El senador por el Polo Democrático de Colombia Iván Cepeda presentó hoy una tutela ante el Consejo de Estado contra el presidente Iván Duque, al considerar "abiertamente inconstitucional" el decreto que dispone la llamada “asistencia militar” en varias regiones por las protestas antigubernamentales, una medida que, según el legislador, atribuye funciones al Ejército que “exceden sus competencias".

La figura de la tutela está en el artículo 86 de la Constitución de Colombia, como mecanismo para garantizar que se respeten los derechos de la ciudadanía y busca que el tutelado, en este caso Duque, “se abstenga de actuar”.

El Consejo de Estado es el tribunal supremo en el ámbito contencioso administrativo y le toca actuar ante las acciones de nulidad por inconstitucionalidad contra los decretos dictados por el Gobierno nacional.

Cepeda advirtió que el decreto 575 de Duque "en la práctica genera un estado de conmoción interior, en el que se suspende de manera permanente normas constitucionales, sustituye la potestad sancionadora del Estado y le atribuye a la Fuerza Pública funciones que exceden su competencia".

"Eso significa que en Colombia se crea la posibilidad de que las autoridades militares y la Policía administren con las autoridades civiles cuestiones de orden público, escenario proclive a que ocurran graves violaciones a los derechos humanos, como ha ocurrido hasta hoy", cuestionó el senador en un comunicado, citado por la agencia de noticias DPA.

Cepeda reseñó que con el decreto, del que pidió suspensión inmediata, Duque impide que el Congreso y el Tribunal Constitucional ejerzan sus funciones de control y hasta advirtió que fue emitido sin la firma de los ministros.

"Omitió establecer además un límite temporal en su aplicación y se abstuvo de indicar los motivos que condujeron a su expedición", lo que, según el legislador, "violenta derechos fundamentales", así como "la autonomía de los entes territoriales y el ejercicio legítimo de la protesta social", fracturando el sistema democrático y poniendo en riesgo el Estado de derecho.

El decreto fue publicado después de las movilizaciones del viernes pasado, una de las jornadas más violentas desde el comienzo de las protestas, el 28 de abril, y Duque anunció inicialmente “asistencia militar” para Cali, pero el texto conocido después extendió esa medida a ocho departamentos y 13 ciudades.

La virtual militarización de las calles y los abusos y la violencia policial fue ampliamente criticada y denunciada tanto dentro y fuera del país, donde organizaciones defensoras de los derechos humanos denuncian más de 60 muertos, decenas de desaparecidos y cientos de heridos.

También la organización Dejusticia y el exmagistrado auxiliar de la Corte Suprema Iván Velásquez se pronunciaron de manera crítica sobre el decreto.

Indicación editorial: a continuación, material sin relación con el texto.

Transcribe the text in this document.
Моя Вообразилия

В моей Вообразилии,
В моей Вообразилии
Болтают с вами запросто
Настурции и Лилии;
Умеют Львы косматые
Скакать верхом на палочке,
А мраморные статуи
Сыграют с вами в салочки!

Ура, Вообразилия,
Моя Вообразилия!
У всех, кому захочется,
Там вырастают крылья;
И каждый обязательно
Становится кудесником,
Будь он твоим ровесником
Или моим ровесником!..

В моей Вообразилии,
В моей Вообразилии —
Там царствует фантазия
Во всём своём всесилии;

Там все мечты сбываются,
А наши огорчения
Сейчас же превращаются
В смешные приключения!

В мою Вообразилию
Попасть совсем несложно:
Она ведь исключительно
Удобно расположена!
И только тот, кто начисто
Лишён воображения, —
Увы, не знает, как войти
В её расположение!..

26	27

Dejusticia, un centro de estudios jurídicos y sociales que promueve los derechos humanos, alertó que el Gobierno “deja de lado las vías democráticas para hacer frente a los bloqueos y adopta como única estrategia el uso de la fuerza” y evaluó que “la protesta y los bloqueos deben gestionarse de manera democrática, privilegiando el diálogo y la negociación”.

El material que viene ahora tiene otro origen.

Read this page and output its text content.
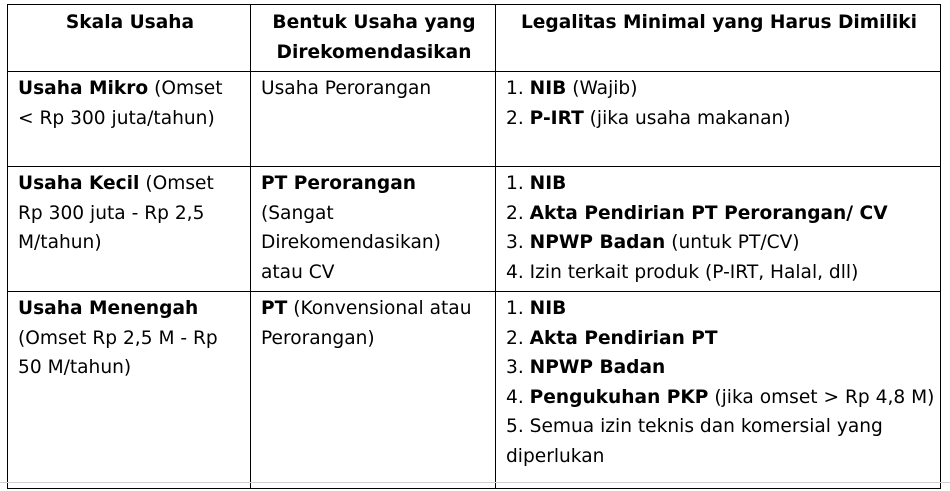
Skala Usaha	Bentuk Usaha yang Direkomendasikan	Legalitas Minimal yang Harus Dimiliki
Usaha Mikro (Omset < Rp 300 juta/tahun)	Usaha Perorangan	1. NIB (Wajib)
2. P-IRT (jika usaha makanan)

Usaha Kecil (Omset Rp 300 juta - Rp 2,5 M/tahun)	PT Perorangan (Sangat Direkomendasikan) atau CV	1. NIB
2. Akta Pendirian PT Perorangan/ CV
3. NPWP Badan (untuk PT/CV)
4. Izin terkait produk (P-IRT, Halal, dll)

Usaha Menengah (Omset Rp 2,5 M - Rp 50 M/tahun)	PT (Konvensional atau Perorangan)	1. NIB
2. Akta Pendirian PT
3. NPWP Badan
4. Pengukuhan PKP (jika omset > Rp 4,8 M)
5. Semua izin teknis dan komersial yang diperlukan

Además el ex magistrado Velázquez reveló en su cuenta de la red Twitter que presentó “una demanda de acción pública” –en los hechos, un pedido de inconstitucionalidad-, porque el decreto dispone “veladamente un estado de conmoción interior que solo puede decretar el presidente de la República con la firma de todos sus ministros” y, además, “faculta a las fuerzas militares para cogobernar con alcaldes y gobernadores”.

Según Velázquez, Duque busca de esa manera “eludir su responsabilidad política, omitir dar informes al Congreso de la República y escapar al control constitucional automático de la Corte Constitucional”.